Startups are increasingly poised to engage globally from day 1

“With innovation naturally flowing [globally,] startups should do exactly the same,” said John Valentine, Senior Director of U.S. Partnerships for MassChallenge, a startup accelerator with offices, entrepreneurs and experts distributed around the world. Participants suggested that integration in global markets is key in ensuring growth.  With the global internet, startups can have a global presence with minimal effort. New innovation frontiers are popping up around the world, including in emerging markets like Nigeria, helping to connect buyers and sellers in different parts of the globe. Talent and access to information are global. “People in Haiti can read the same blog as me,” added Christine Souffrant, Partner with Global Startup Ecosystem, who talked about her experiences working with entrepreneurs from Haiti to Nigeria to the UAE.

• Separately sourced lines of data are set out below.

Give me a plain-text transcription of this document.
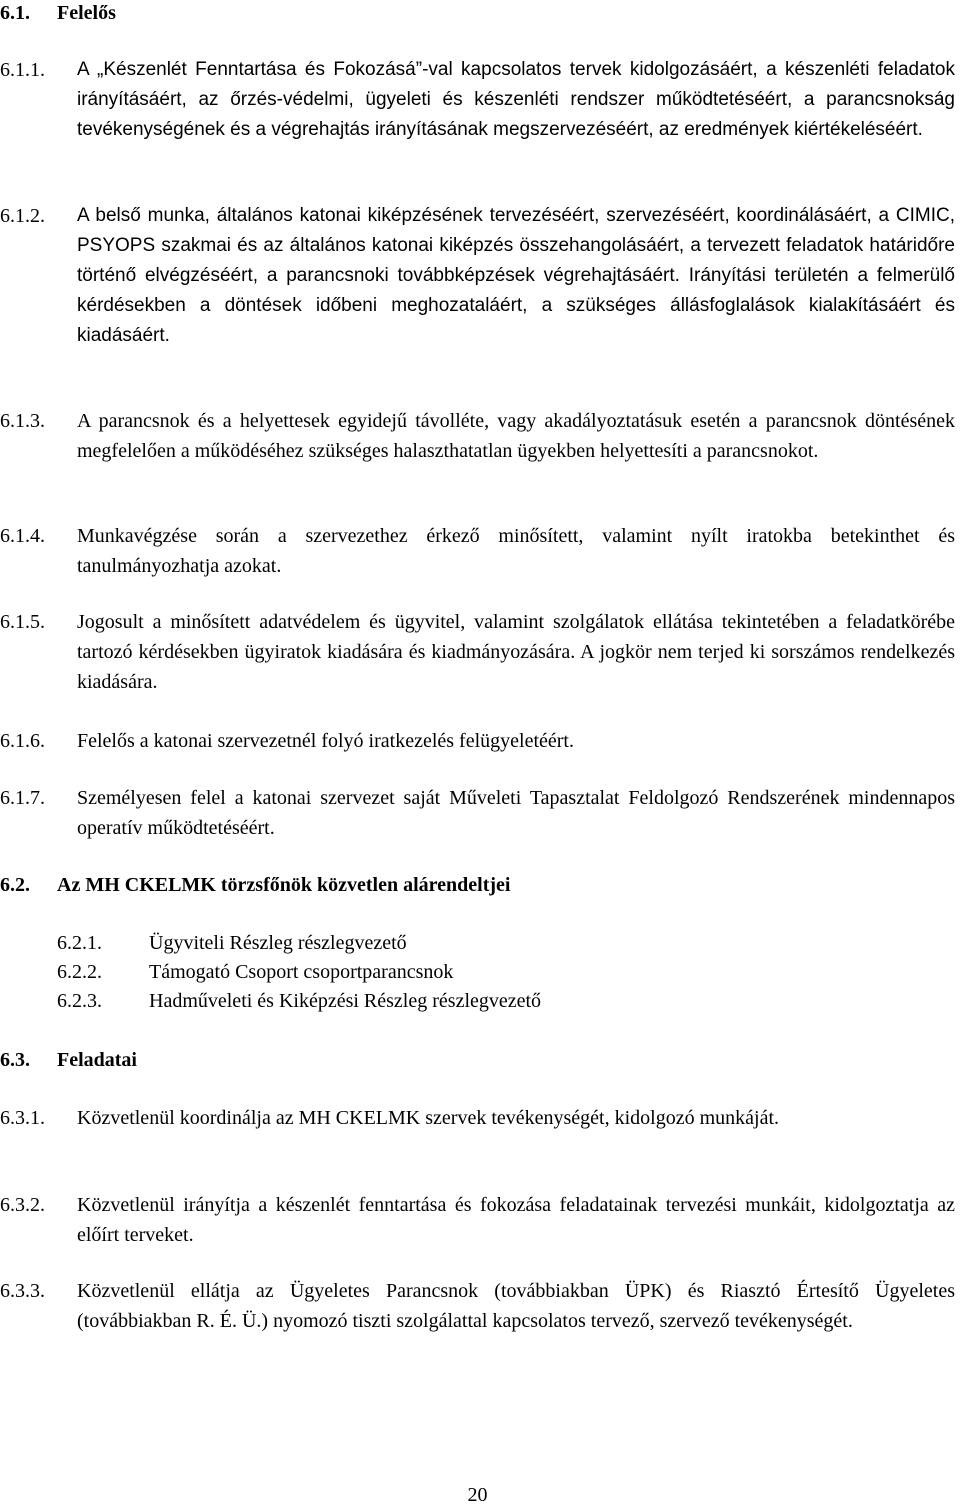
6.1. Felelős
6.1.1. A „Készenlét Fenntartása és Fokozásá”-val kapcsolatos tervek kidolgozásáért, a készenléti feladatok irányításáért, az őrzés-védelmi, ügyeleti és készenléti rendszer működtetéséért, a parancsnokság tevékenységének és a végrehajtás irányításának megszervezéséért, az eredmények kiértékeléséért.
6.1.2. A belső munka, általános katonai kiképzésének tervezéséért, szervezéséért, koordinálásáért, a CIMIC, PSYOPS szakmai és az általános katonai kiképzés összehangolásáért, a tervezett feladatok határidőre történő elvégzéséért, a parancsnoki továbbképzések végrehajtásáért. Irányítási területén a felmerülő kérdésekben a döntések időbeni meghozataláért, a szükséges állásfoglalások kialakításáért és kiadásáért.
6.1.3. A parancsnok és a helyettesek egyidejű távolléte, vagy akadályoztatásuk esetén a parancsnok döntésének megfelelően a működéséhez szükséges halaszthatatlan ügyekben helyettesíti a parancsnokot.
6.1.4. Munkavégzése során a szervezethez érkező minősített, valamint nyílt iratokba betekinthet és tanulmányozhatja azokat.
6.1.5. Jogosult a minősített adatvédelem és ügyvitel, valamint szolgálatok ellátása tekintetében a feladatkörébe tartozó kérdésekben ügyiratok kiadására és kiadmányozására. A jogkör nem terjed ki sorszámos rendelkezés kiadására.
6.1.6. Felelős a katonai szervezetnél folyó iratkezelés felügyeletéért.
6.1.7. Személyesen felel a katonai szervezet saját Műveleti Tapasztalat Feldolgozó Rendszerének mindennapos operatív működtetéséért.
6.2. Az MH CKELMK törzsfőnök közvetlen alárendeltjei
6.2.1. Ügyviteli Részleg részlegvezető
6.2.2. Támogató Csoport csoportparancsnok
6.2.3. Hadműveleti és Kiképzési Részleg részlegvezető
6.3. Feladatai
6.3.1. Közvetlenül koordinálja az MH CKELMK szervek tevékenységét, kidolgozó munkáját.
6.3.2. Közvetlenül irányítja a készenlét fenntartása és fokozása feladatainak tervezési munkáit, kidolgoztatja az előírt terveket.
6.3.3. Közvetlenül ellátja az Ügyeletes Parancsnok (továbbiakban ÜPK) és Riasztó Értesítő Ügyeletes (továbbiakban R. É. Ü.) nyomozó tiszti szolgálattal kapcsolatos tervező, szervező tevékenységét.
20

Utilizing technology can help startups access global markets

Web sites and social media play an essential role in startups getting discovered and enabling them to expand across borders. Technology platforms and services provide the missing links, connecting entrepreneurs and resources worldwide. Tyler Spalding, Senior Manager Corporate Affairs, PayPal noted that, “Only 5% of those not online are engaged in international trade while 60% using PayPal engaged in cross border trade.”

Tap professional advisors to avoid costly mistakes

While startups may only engage with professional advisors begrudgingly, doing so early on can prevent headaches down the road. Paul Godinez, a ‎Partner with the law firm of Bailey Duquette, based in Austin, Texas, suggested that legal compliance “may be the least interesting thing to talk about,” but highlighted how lawyers and advisors can help companies operationalize their ideas quickly and plan for the future, setting them up for success and avoiding financial penalties for failing to comply with rules down the road. He suggested that startups have a number of options when it comes to professional advisors, from government resources to boutique legal advisors along with traditional legal firms.

Startup voices are critical, though often missing, from policy discussions

Melissa Blaustein, Founder, Allied for Startups, noted that, “when governments speak with entrepreneurs great things can happen.” Katie Oyama, Senior Policy Counsel for Google, pointed out that conversations between government and startup communities do not take place often enough. Lobbyists are expensive and startups do not see the value in spending money in those areas, especially early on. Associations and corporations are playing an increasingly significant role in facilitating communication between the two groups.

Governments from around the world are increasingly focused on helping startups succeed globally

Participants from governments in the United States, Europe, Latin America and Asia highlighted that government resources are available both in home countries and international markets to support small businesses as they enter into new regions. Participants explained a range of export and investment promotion services the United States provides businesses of all sizes. With government support, entrepreneurs can focus on building their business.